又、仏世尊は此身はどうした物じや、心はどうした物じやと云ふことを、明かに思惟なされて、菩提樹下にて廓然大悟なされたが、今日の仏世尊釈迦如来じや、此仏世尊に帰依し奉るを帰依仏と云ふ、
又、仏も法を以て師とすとあつて、法に依て修行されたが、今日の者も法に依て出離生死の道を修行するに依て、次に法に帰依し奉る是を帰依法と云ふ、何を法と云ふならば、仏の世に出現なされたは、一切衆生に真実の道を御示しなさる事より外は、仏の御用はないが、其御示しなされたが今日の御経じや、まあ是が法で世間の十念を授くるも、一分の帰依法じや、法華の題目を唱へるもの、一分の帰依法じや、
又、僧と云ふは仏在世の迦葉・阿難からして、歴代の祖師乃至今日の剃髪染衣の者が僧じやが、仏の御説法を迦葉・阿難等の羅漢達が、記録して経になされて、今日末世迄も伝はるは僧がある故じやに依て、今日の出家が、少々心は純一になくとも、剃髪染衣の出家たる者をば、隨分疎末にせぬがよい、是が隨分の帰依僧じや、
『慈雲大和尚法語』巻下・3頁、段落や漢字表記など見やすく改める
いわゆる仏法僧とはどのような存在であるかを示したものである。一方、これは宝暦12年(1762)の記録であることも頭に置いて読まなくてはならない。

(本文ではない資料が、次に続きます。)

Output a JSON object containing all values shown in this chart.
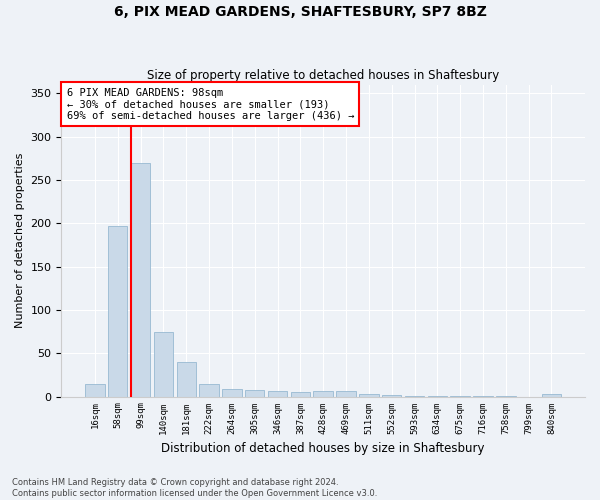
{
  "title": "6, PIX MEAD GARDENS, SHAFTESBURY, SP7 8BZ",
  "subtitle": "Size of property relative to detached houses in Shaftesbury",
  "xlabel": "Distribution of detached houses by size in Shaftesbury",
  "ylabel": "Number of detached properties",
  "bar_labels": [
    "16sqm",
    "58sqm",
    "99sqm",
    "140sqm",
    "181sqm",
    "222sqm",
    "264sqm",
    "305sqm",
    "346sqm",
    "387sqm",
    "428sqm",
    "469sqm",
    "511sqm",
    "552sqm",
    "593sqm",
    "634sqm",
    "675sqm",
    "716sqm",
    "758sqm",
    "799sqm",
    "840sqm"
  ],
  "bar_values": [
    15,
    197,
    270,
    74,
    40,
    14,
    9,
    7,
    6,
    5,
    6,
    6,
    3,
    2,
    1,
    1,
    1,
    1,
    1,
    0,
    3
  ],
  "bar_color": "#c9d9e8",
  "bar_edge_color": "#8ab0cc",
  "red_line_index": 2,
  "annotation_text": "6 PIX MEAD GARDENS: 98sqm\n← 30% of detached houses are smaller (193)\n69% of semi-detached houses are larger (436) →",
  "ylim": [
    0,
    360
  ],
  "yticks": [
    0,
    50,
    100,
    150,
    200,
    250,
    300,
    350
  ],
  "footer_line1": "Contains HM Land Registry data © Crown copyright and database right 2024.",
  "footer_line2": "Contains public sector information licensed under the Open Government Licence v3.0.",
  "background_color": "#eef2f7",
  "plot_bg_color": "#eef2f7",
  "grid_color": "#ffffff"
}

つまり、当時の三宝が、どう扱われていたのかを確認する必要があると言える。
まず、仏宝であるが、この場合、仏像などを挙げるのでは無く、かの菩提樹下にて大悟成道された、釈迦牟尼仏をもって仏世尊としている。その仏に帰依をすることを、帰依仏としている。
続いて法宝であるが、慈雲尊者は法の優越を説く。つまり、仏世尊であっても、法に依って修行するからこそ生死を出離したとし、帰依の対象としている。これが帰依法である。ところで、慈雲尊者は「十念(浄土宗の引導)」についても、「法華の題目(日蓮宗)」についても、帰依法であるという。「十念」とは、「南無阿弥陀仏」を10回唱えることだろうけれども、それを「帰依法」としていることが気になるが、その内、慈雲尊者の念仏観などを確認する機会を得たいものだ。
また、今回問題にしたい僧宝についてである。慈雲尊者はまず、迦葉尊者や阿難尊者という理想的存在を挙げているが、これだけで終わると、結局は理想主義者に堕すところだが、流石は現実をしっかりと見据えていた慈雲尊者、迦葉尊者などだけでは無く、その後の?代の祖師も僧宝とし、また、同時代の剃髪し、袈裟を着けただけの者も僧宝だとしている。何故ならば、こういった僧宝の働きによって、釈尊の教えが当代まで届いたからである。
しかも、「今日の出家が、少々心は純一になくとも、剃髪染衣の出家たる者をば、隨分疎末にせぬがよい」という教えは、とてもありがたく拝した。これは、宝暦年間だけで無く、この令和でも同じである。問題は、慈雲尊者は「少々」と仰っているが、もしかしたら今は「かなり」かもしれない。でも、疎末にしない方が良い、というのはその通りだと思うのである。
いつも思うのは、僧侶を養えなくなるほどに追い込まれた社会には、どうあっても幸せなどが訪れないように思うためだ。無産者としての僧侶に帰依できない社会の、何と暗いことよ。